Alec reached for a bite of penne arrabiata. He immediately began to choke on it. Tears streamed from his eyes.
“Alexander!” said Magnus.
“I’m fine!” Alec gasped, looking horrified. He snatched at his piece of bread first and only realized that it was bread when he tried to dab his eyes with it. He dropped the bread hastily and grabbed his napkin up instead, hiding both streaming eyes and scarlet face.
“You are obviously not fine!” Magnus told him, and tried a very tiny bite of the penne. It burned like fire: Alec was still wheezing into his napkin. Magnus made a peremptory gesture for the waiter that might have included a few blue sparks snapping and crackling onto other people’s tablecloths.
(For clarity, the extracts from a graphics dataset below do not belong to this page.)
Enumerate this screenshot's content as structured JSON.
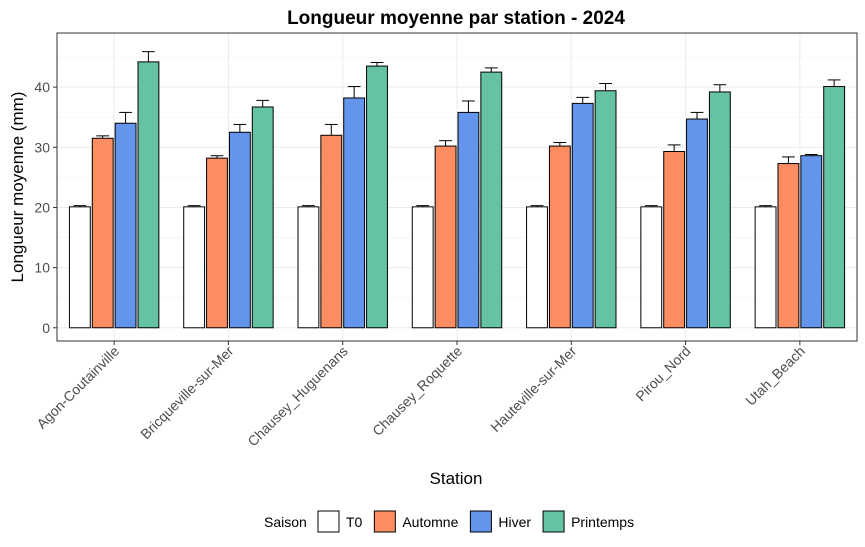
{
  "chart_data": {
    "type": "bar",
    "title": "Longueur moyenne par station - 2024",
    "xlabel": "Station",
    "ylabel": "Longueur moyenne (mm)",
    "ylim": [
      -2.2,
      49
    ],
    "yticks": [
      0,
      10,
      20,
      30,
      40
    ],
    "grid": true,
    "legend_position": "bottom",
    "legend_title": "Saison",
    "categories": [
      "Agon-Coutainville",
      "Bricqueville-sur-Mer",
      "Chausey_Huguenans",
      "Chausey_Roquette",
      "Hauteville-sur-Mer",
      "Pirou_Nord",
      "Utah_Beach"
    ],
    "series": [
      {
        "name": "T0",
        "color": "#ffffff",
        "values": [
          20.1,
          20.1,
          20.1,
          20.1,
          20.1,
          20.1,
          20.1
        ],
        "errors": [
          0.2,
          0.2,
          0.2,
          0.2,
          0.2,
          0.2,
          0.2
        ]
      },
      {
        "name": "Automne",
        "color": "#fc8d62",
        "values": [
          31.5,
          28.2,
          32.0,
          30.2,
          30.2,
          29.3,
          27.3
        ],
        "errors": [
          0.4,
          0.4,
          1.8,
          0.9,
          0.6,
          1.1,
          1.1
        ]
      },
      {
        "name": "Hiver",
        "color": "#6495ed",
        "values": [
          34.0,
          32.5,
          38.2,
          35.8,
          37.3,
          34.7,
          28.6
        ],
        "errors": [
          1.8,
          1.3,
          1.9,
          1.9,
          1.0,
          1.1,
          0.2
        ]
      },
      {
        "name": "Printemps",
        "color": "#66c2a5",
        "values": [
          44.2,
          36.7,
          43.5,
          42.5,
          39.4,
          39.2,
          40.1
        ],
        "errors": [
          1.7,
          1.1,
          0.6,
          0.7,
          1.2,
          1.2,
          1.1
        ]
      }
    ]
  }
}
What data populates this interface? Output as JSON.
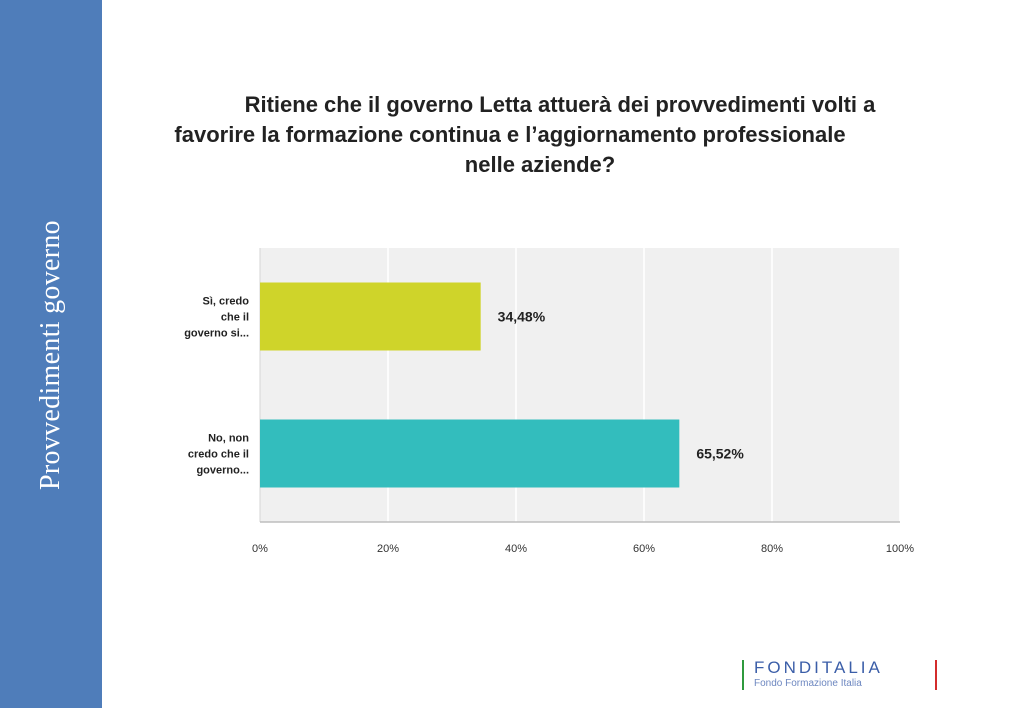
{
  "sidebar": {
    "title": "Provvedimenti governo",
    "color": "#4f7dba"
  },
  "chart_data": {
    "type": "bar",
    "orientation": "horizontal",
    "title_lines": [
      "Ritiene che il governo Letta attuerà dei provvedimenti volti a",
      "favorire la formazione continua e l’aggiornamento professionale",
      "nelle aziende?"
    ],
    "categories": [
      [
        "Sì, credo",
        "che il",
        "governo si..."
      ],
      [
        "No, non",
        "credo che il",
        "governo..."
      ]
    ],
    "values": [
      34.48,
      65.52
    ],
    "value_labels": [
      "34,48%",
      "65,52%"
    ],
    "colors": [
      "#cfd42a",
      "#33bdbd"
    ],
    "xlim": [
      0,
      100
    ],
    "xticks": [
      "0%",
      "20%",
      "40%",
      "60%",
      "80%",
      "100%"
    ],
    "grid": true,
    "plot_background": "#f0f0f0"
  },
  "logo": {
    "name": "FONDITALIA",
    "subtitle": "Fondo Formazione Italia"
  }
}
The people eating near them were edging their tables subtly away.
“This penne is much too arrabiata, and you did it on purpose,” said Magnus when the surly werewolf waiter hove into view.
“Werewolf rights,” Erik grumped. “Crush the vile oppressors.”
“Nobody has ever won a revolution with pasta, Erik,” said Magnus. “Now go get a fresh dish, or I’ll tell Luigi on you.”
“I—” Erik began defiantly. Magnus narrowed his cat’s eyes. Erik met Magnus’s gaze and decided not to be a waiter hero. “Of course. My apologies.”